Is your workstation properly adjusted? Follow these tips.

Support the low back

Adjust your chair to support your low back. Ensure your knees are level with your hips. A footrest may help with this.

Alter your chair

Your chair should be at a height where you can use the keyboard with your wrists and forearms straight and level with the floor. Keep your elbows loosely tucked by your side.

Both feet flat on floor

Feet should be flat on the floor. If they’re not, use a footrest. Don't cross your legs!

Alter your screen level

Your monitor should be directly in front of you at about an arm's length away. The top of the screen should be roughly at eye level - you may need a stand for this.

Using your keyboard

Your keyboard should be in front of you. Leave a gap of about 10cm-15cm at the front of the desk to rest your wrists between bouts of typing. Keep your wrists straight when using a keyboard. Your elbows should be vertical under your shoulders and by your side. A wrist rest keeps your wrists straight and at the same level as the keys. 

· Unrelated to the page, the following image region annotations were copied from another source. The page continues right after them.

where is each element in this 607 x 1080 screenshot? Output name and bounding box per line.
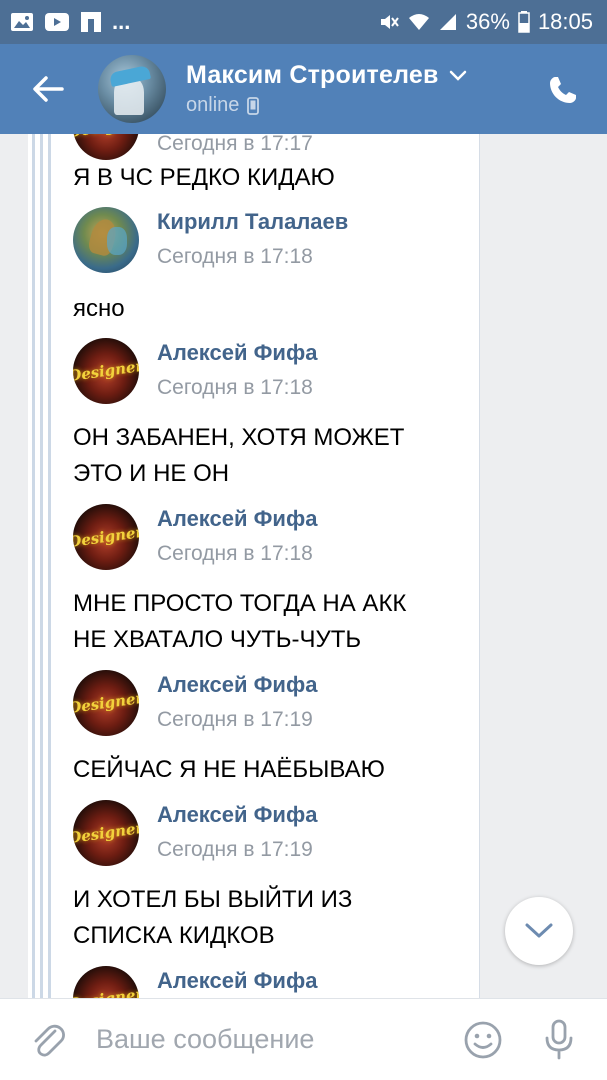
message-header: Кирилл Талалаев Сегодня в 17:18 (73, 207, 473, 277)
message-line: МНЕ ПРОСТО ТОГДА НА АКК (73, 590, 407, 617)
chevron-down-icon (525, 923, 553, 938)
mobile-icon (247, 96, 260, 115)
message-header: Designer Алексей Фифа Сегодня в 17:19 (73, 670, 473, 740)
message-text: И ХОТЕЛ БЫ ВЫЙТИ ИЗ СПИСКА КИДКОВ (73, 882, 463, 954)
message-header: Designer Алексей Фифа Сегодня в 17:18 (73, 504, 473, 574)
voice-message-button[interactable] (537, 1018, 581, 1062)
message-composer (0, 998, 607, 1080)
message-input[interactable] (96, 1024, 461, 1055)
microphone-icon (545, 1019, 573, 1059)
contact-name[interactable]: Максим Строителев (186, 61, 439, 90)
phone-icon (550, 77, 576, 103)
sender-avatar[interactable]: Designer (73, 670, 139, 736)
message-header: Designer Алексей Фифа (73, 966, 473, 998)
message-text: Я В ЧС РЕДКО КИДАЮ (73, 164, 335, 191)
mute-icon (378, 11, 400, 33)
scroll-down-button[interactable] (505, 897, 573, 965)
message-time: Сегодня в 17:18 (157, 542, 313, 565)
forward-line (32, 134, 35, 998)
message-header: Designer Алексей Фифа Сегодня в 17:19 (73, 800, 473, 870)
attach-button[interactable] (0, 999, 96, 1080)
forward-line (40, 134, 43, 998)
message-text: СЕЙЧАС Я НЕ НАЁБЫВАЮ (73, 756, 385, 783)
message-time: Сегодня в 17:17 (157, 134, 313, 155)
message-list[interactable]: Designer Сегодня в 17:17 Я В ЧС РЕДКО КИ… (0, 134, 607, 998)
message-text: ОН ЗАБАНЕН, ХОТЯ МОЖЕТ ЭТО И НЕ ОН (73, 420, 463, 492)
message-time: Сегодня в 17:19 (157, 708, 313, 731)
sender-name[interactable]: Алексей Фифа (157, 340, 317, 366)
sender-name[interactable]: Кирилл Талалаев (157, 209, 348, 235)
sender-name[interactable]: Алексей Фифа (157, 672, 317, 698)
sender-avatar[interactable] (73, 207, 139, 273)
message-text: МНЕ ПРОСТО ТОГДА НА АКК НЕ ХВАТАЛО ЧУТЬ-… (73, 586, 463, 658)
message-time: Сегодня в 17:18 (157, 245, 313, 268)
message-line: И ХОТЕЛ БЫ ВЫЙТИ ИЗ (73, 886, 353, 913)
status-bar: ... 36% 18:05 (0, 0, 607, 44)
sender-avatar[interactable]: Designer (73, 504, 139, 570)
call-button[interactable] (541, 68, 585, 112)
battery-percent: 36% (465, 9, 510, 34)
message-time: Сегодня в 17:18 (157, 376, 313, 399)
clock: 18:05 (537, 9, 593, 34)
system-icons: 36% 18:05 (378, 9, 593, 35)
online-status: online (186, 94, 240, 116)
more-notifications: ... (112, 9, 131, 34)
sender-name[interactable]: Алексей Фифа (157, 802, 317, 828)
message-text: ясно (73, 295, 125, 322)
sender-avatar[interactable]: Designer (73, 966, 139, 998)
sender-avatar[interactable]: Designer (73, 800, 139, 866)
contact-avatar[interactable] (98, 55, 166, 123)
message-line: НЕ ХВАТАЛО ЧУТЬ-ЧУТЬ (73, 626, 362, 653)
chevron-down-icon[interactable] (449, 70, 467, 82)
message-line: ЭТО И НЕ ОН (73, 460, 230, 487)
sender-avatar[interactable]: Designer (73, 134, 139, 160)
youtube-icon (44, 12, 70, 32)
sender-name[interactable]: Алексей Фифа (157, 506, 317, 532)
signal-icon (438, 12, 458, 32)
emoji-icon (464, 1021, 502, 1058)
notification-icons: ... (10, 9, 130, 35)
gallery-icon (10, 12, 34, 32)
flipboard-icon (80, 11, 102, 33)
message-line: ОН ЗАБАНЕН, ХОТЯ МОЖЕТ (73, 424, 405, 451)
message-time: Сегодня в 17:19 (157, 838, 313, 861)
paperclip-icon (34, 1024, 65, 1056)
back-button[interactable] (0, 44, 96, 134)
conversation-header: Максим Строителев online (0, 44, 607, 134)
message-line: СПИСКА КИДКОВ (73, 922, 275, 949)
emoji-button[interactable] (461, 1018, 505, 1062)
back-arrow-icon (33, 76, 64, 102)
forward-line (48, 134, 51, 998)
battery-icon (518, 11, 530, 33)
contact-info[interactable]: Максим Строителев online (186, 61, 467, 117)
sender-name[interactable]: Алексей Фифа (157, 968, 317, 994)
wifi-icon (408, 12, 430, 32)
sender-avatar[interactable]: Designer (73, 338, 139, 404)
message-header: Designer Алексей Фифа Сегодня в 17:18 (73, 338, 473, 408)
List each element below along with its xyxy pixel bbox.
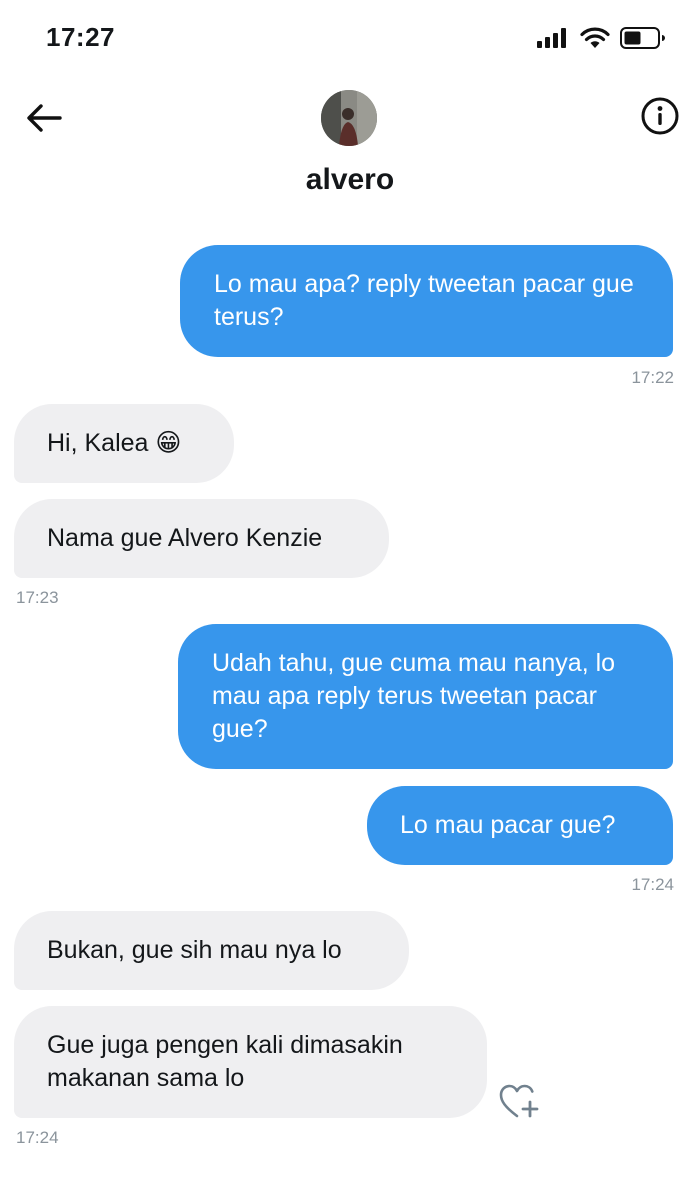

Make sure your mouse is close

Keep the mouse as close to you as possible. A mouse mat with wrist pad maintains your wrist in a neutral position.

Check for screen glare

Screen glare tenses your face and alters the position of your neck and head. If there’s glare on your screen, hold a mirror in front of it to find out where it’s coming from. Change the angle of the screen to avoid reflection from overhead lighting and sunlight. Reduce the glare from light by closing blinds and using table lights instead of overhead lighting. Adjusting the screen's brightness or contrast can make it easier to use.

Keep things close to hand

Make sure objects you use frequently e.g. your pens or telephone are in easy reach. You don’t want to repeatedly stretch or twist in order to get things. 

Don’t cradle the phone

Try using a headset but if you have to use a phone don’t cradle it between your shoulder and ear.

Don’t get stuck

Stuck in one position – even the ideal one – can cause you problems. It doesn’t matter so much what exercise you do at the computer to give yourself a quick stretch so long as it’s nothing too vigorous and avoid bending your neck back.

Often patients will get up whenever they can even if it’s just for a few seconds to shuffle around or do a few shoulder rolls or drop one shoulder down then the other to stop themselves stiffening up.

Any changes in posture, diet or exercise should not be carried out before consultation with an appropriate healthcare professional.